Biomedical Engineering


Biomedical Engineering can be defined as the application of engineering tools and analysis to problems in medicine.  Because this is a broad definition, it is possible to find biomedical engineers with a broad variety of backgrounds.  Some will come directly from older disciplines such as Electrical Engineering, Mechanical Engineering, Chemical Engineering, and Aerospace Engineering.  These people become biomedical engineers because they have a strong interest in medical problems, and they obtain the knowledge and training that they need to work in this area through a variety of ways.  Others may have two degrees in engineering and biology, or in related fields.  Formal curricula in Biomedical Engineering have been established in universities only within the last few decades.  However, Biomedical Engineering has existed for centuries.


One often associates biology with phenomenalogical non-quantitative descriptions of anatomy and physiology.  For example, in many universities it is possible to obtain a bachelor of science degree in biology without having taken even the first course in the calculus series.  It is natural to ask what a quantitative approach contributes to the field of biology.
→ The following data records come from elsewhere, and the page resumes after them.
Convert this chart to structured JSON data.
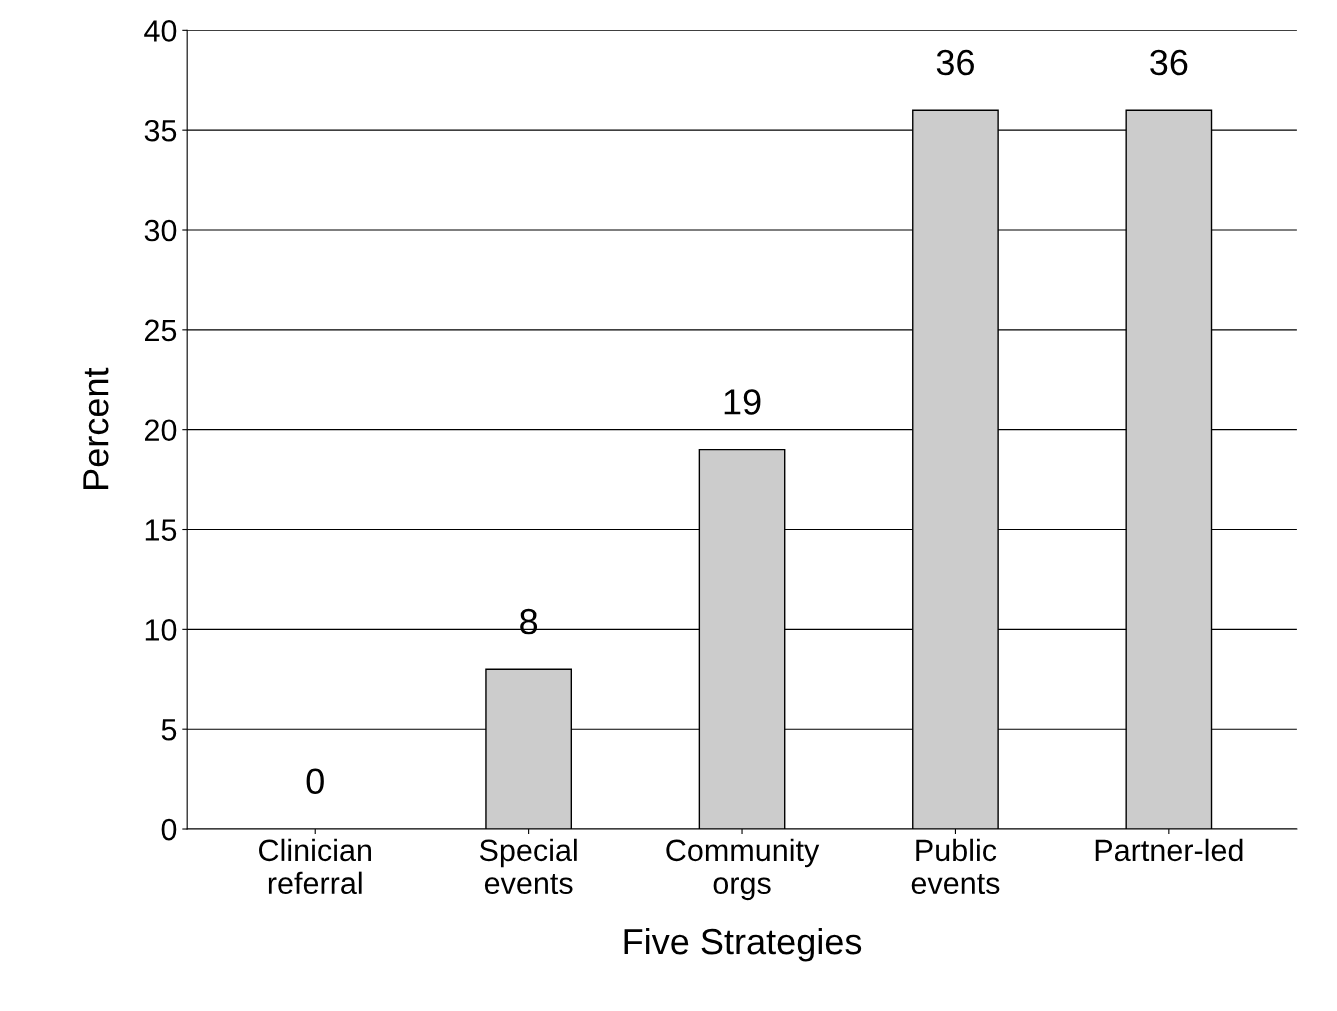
{
  "chart_data": {
    "type": "bar",
    "xlabel": "Five Strategies",
    "ylabel": "Percent",
    "categories": [
      "Clinician\nreferral",
      "Special\nevents",
      "Community\norgs",
      "Public\nevents",
      "Partner-led"
    ],
    "values": [
      0,
      8,
      19,
      36,
      36
    ],
    "color": "#cccccc",
    "ylim": [
      0,
      40
    ],
    "yticks": [
      0,
      5,
      10,
      15,
      20,
      25,
      30,
      35,
      40
    ],
    "grid": "y",
    "data_labels": true,
    "legend": false
  }
}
Part of the answer to this question can be found by an examination of a typical hospital.  One will find numerous pieces of equipment, such as magnetic resonance, positron emission, and catscan imaging systems, ultrasonic scanners, electrocardiograms, insulin monitoring devices and dialysis machines which must be designed and built by people with engineering knowledge.  This equipment represents one side of biomedical engineering.  Another side, and to some degree one that is more interesting, involves the application of engineering analysis to the body itself.  Consider the optimization of hip implants.  The implant must last over decades, and yet a variety of problems can arise that will either cause the interface between the implant and the bone to degrade or will cause the bone itself to fracture.  Experimental and computational modeling methods, similar to those used by mechanical engineers, have been applied to this problem to lead to the current implementations of these devices.  However, knowledge of mechanical engineering alone is not sufficient to obtain the kinds of answers that are needed to examine important aspects of the implant.  One must also understand the physiology of the bone and tissues involved in the problem.  In general, the properties of biological tissues are more complicated than those of engineering materials such as steel and concrete.  They tend to be nonlinear in the range of conditions in which they are used.  They also exhibit properties such as inhomogeneity and non-isotropy.


For an engineer, it is easy to view the human body as an electrical, mechanical and chemical system.  While the nerves in the body are obvious electrical analogues to wires, biopotentials arise from a variety of sources, including the contraction of the heart and other muscles, and the motion of the eyes.  Furthermore, electrical engineering includes the applications of signal analysis so that any signal derived from the body can be approached from the point of view of an electrical engineer.  Mechanical engineering is obvious in the hip implant example above, but this field includes other areas, such as the analysis of walking and running, and the study of blood flow and its effects on arterial disease.  Nonetheless, one can argue that chemical engineering is the discipline that is most strongly allied with biomedical engineering.  It is not a coincidence that the Biomedical Engineering program at Louisiana Tech University grew out of the Chemical Engineering department, which in turn grew out of the petroleum industry.  The chemical engineer is concerned not only with chemical reactions (i.e. whether chemical A binds with chemical B to generate chemical C), but also with the rates of these reactions and the amount of product that is produced (i.e. how much A and B are available to react with one another).  Consequently it is important to know the amounts of reactants present as a function of both time and space.


Whereas we generally think of electrical networks as carrying signals, within the body most signals are carried through chemical reactions.  Cells communicate with other cells by sending messengers, as when platelet derived growth factor stimulates the proliferation of smooth muscle cells to repair a damaged artery.  The process proceeds by diffusion, which is a slow process in engineering applications, but is a rapid process in the body simply because the distances that must be traveled are miniscule.  Even the transmission of nerve signals, which we generally think of as electrical by nature, is in reality a chemical phenomenon.  Nerves release neural transmitters, rather than electricity, to send messages to one another


We are used to thinking of mechanical and chemical systems on the macroscale.  Engineers build bridges and buildings and petroleum processing plants.  Nonetheless, the body functions on the microscale.  Cells are only a few microns in diameter, and yet they respond to both chemical and mechanical stimuli.  The single layer of cells that lines the inside of an artery responds to the mechanical stimulation caused by the flow of blood to maintain the correct diameter, and the individual cells within bone respond to mechanical stress to maintain the bone’s strength.  This active response is a unique aspect of the body and one of the major challenges facing a biomedical engineer.  While standard engineering materials do change their properties in response to stress, the time scale is generally longer than that of biological materials, and the changes generally represent a degradation, not an improvement in quality.